What do students learn from Buranakan?

In both lower and upper secondary school, Roong Aroon students learn in relationship with teachers whom they trust. With a teacher’s guidance, they learn about how different categories of knowledge fit together, relate to and influence each other, and connect with themselves. As students look for ways to share what they’ve learned with their community, the learning process elicits a deepening of values and attitudes about that which is being studied. The sharing process helps them develop their skills, as well as their values as they continue to internalize the knowledge about what they are learning.

Students learn knowledge, skills, and attitudes every term, but it’s not isolated facts or skills that are most important for learning within Buranakan. Essential to their learning process is choosing topics that students see as grounded in their own lives. As knowledge deepens, a motivation expands to keep learning more about elements of the systems they are studying, which students come to realize is not separate from their own lives. As one student explained, “the learning process allows students to be more understanding about the topic.The topics we are learning are in our life so they can impact our feelings.” Thus, the value (meaning), the feelings, and the closeness of the topic to their own lives are considered vital to the learning process.
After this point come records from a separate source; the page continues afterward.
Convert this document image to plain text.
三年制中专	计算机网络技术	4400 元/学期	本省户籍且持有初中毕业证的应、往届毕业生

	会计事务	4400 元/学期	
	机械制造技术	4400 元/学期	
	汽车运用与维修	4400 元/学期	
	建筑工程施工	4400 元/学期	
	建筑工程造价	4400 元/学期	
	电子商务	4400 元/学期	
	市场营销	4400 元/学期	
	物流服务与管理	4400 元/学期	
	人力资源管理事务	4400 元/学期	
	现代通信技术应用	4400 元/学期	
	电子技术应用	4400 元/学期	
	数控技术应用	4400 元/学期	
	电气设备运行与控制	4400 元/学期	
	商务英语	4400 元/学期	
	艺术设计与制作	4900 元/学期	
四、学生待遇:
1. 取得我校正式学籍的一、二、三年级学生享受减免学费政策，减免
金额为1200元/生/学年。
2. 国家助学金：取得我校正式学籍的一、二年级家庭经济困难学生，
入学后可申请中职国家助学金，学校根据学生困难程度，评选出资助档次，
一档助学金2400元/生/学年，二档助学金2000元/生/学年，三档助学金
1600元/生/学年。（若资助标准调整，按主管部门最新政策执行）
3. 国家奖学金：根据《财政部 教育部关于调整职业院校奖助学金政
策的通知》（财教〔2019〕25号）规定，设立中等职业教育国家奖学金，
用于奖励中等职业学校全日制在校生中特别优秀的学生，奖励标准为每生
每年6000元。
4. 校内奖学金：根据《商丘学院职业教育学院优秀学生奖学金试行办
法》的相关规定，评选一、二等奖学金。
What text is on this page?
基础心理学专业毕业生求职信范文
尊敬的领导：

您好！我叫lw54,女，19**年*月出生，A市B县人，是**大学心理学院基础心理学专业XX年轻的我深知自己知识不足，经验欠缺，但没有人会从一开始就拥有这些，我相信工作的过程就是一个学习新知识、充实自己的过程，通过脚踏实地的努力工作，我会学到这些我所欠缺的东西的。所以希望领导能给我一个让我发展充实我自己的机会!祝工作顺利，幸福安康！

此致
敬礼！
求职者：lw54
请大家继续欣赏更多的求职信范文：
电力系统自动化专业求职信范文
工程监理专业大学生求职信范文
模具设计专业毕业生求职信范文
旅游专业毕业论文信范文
Challenges of Facilitating Buranakan

As we explored the case of Teacher Mod working with Grade 9 students, the facilitation of Buranakan sometimes looked easy. However, teachers need to overcome a variety of challenges to engage students in deep learning about the real-world problems they are exploring. According to Cru Pu who has worked for about two decades as a Buranakan teacher and who mentors secondary school teachers, Buranakan teachers must develop:

  1. An openness and adaptability beyond their own field, a love of inquiry,  exchanging ideas with students. Teachers need to learn new things, and continually teach themselves in relation to their society.
  2. An understanding of students: Each teacher should be a person who students see as trustworthy, who they can depend on for advice, openness for listening to their concerns, while knowing how to help students to focus on content or societal issues that are the lesson plans.
  3. A capacity for organizing, categorizing information from a wide variety of primary and secondary sources for learning with students about complex problems. Buranakan teachers learn to see widely so that when students come up with ideas outside of the learning objectives, the teachers can bring them back from their starting point to realize what they’re missing.
Challenges of Facilitating Buranakan

As we explored the case of Teacher Mod working with Grade 9 students, the facilitation of Buranakan sometimes looked easy. However, teachers need to overcome a variety of challenges to engage students in deep learning about the real-world problems they are exploring. According to Cru Pu who has worked for about two decades as a Buranakan teacher and who mentors secondary school teachers, Buranakan teachers must develop:

  1. An openness and adaptability beyond their own field, a love of inquiry,  exchanging ideas with students. Teachers need to learn new things, and continually teach themselves in relation to their society.
  2. An understanding of students: Each teacher should be a person who students see as trustworthy, who they can depend on for advice, openness for listening to their concerns, while knowing how to help students to focus on content or societal issues that are the lesson plans.

A capacity for organizing, categorizing information from a wide variety of primary and secondary sources for learning with students about complex problems. Buranakan teachers learn to see widely so that when students come up with ideas outside of the learning objectives, the teachers can bring them back from their starting point to realize what they’re missing.

Depending on the need for it, teachers may speak with students about issues and topics from the front of the classroom, in a style more resembling traditional education.

 

Seating arrangements change according to the purpose of each activity. Sometimes fishbowls or U-shaped formations work best for the purposes

One of the Roong Aroon School directors, Sakunee Boonyabancha (Cru Jiew is her Thai nickname) has also worked closely with Buranakan teachers for over two decades. According to Cru Jiew, another big challenge is that teachers must be willing and able to change their own thoughts and behaviors. For example, connected with the Grade 9 curricula, many factors contribute to regional problems with ocean waste and other environmental changes that involve both human factors as well as natural factors. Teachers must develop an awareness of these interlinked factors along with a capacity for seeing their own impacts too. When they really understand and see their own impact, their behaviors will change as well. So, before they can teach any systemic Buranakan topic well, the teachers must understand deeply and see its value in tandem with their own responsibility, of how their own actions matter to the larger system.

On a related note, teachers must learn to design activities so that their students can feel what the teacher felt. This is important because teachers must learn to use their own learning experiences for guiding students, to understand the learning process. This allows them to set the appropriate tone and necessary target objectives for guiding students to find the value of each lesson, to help students reflect on the connections between their experiences and their learning.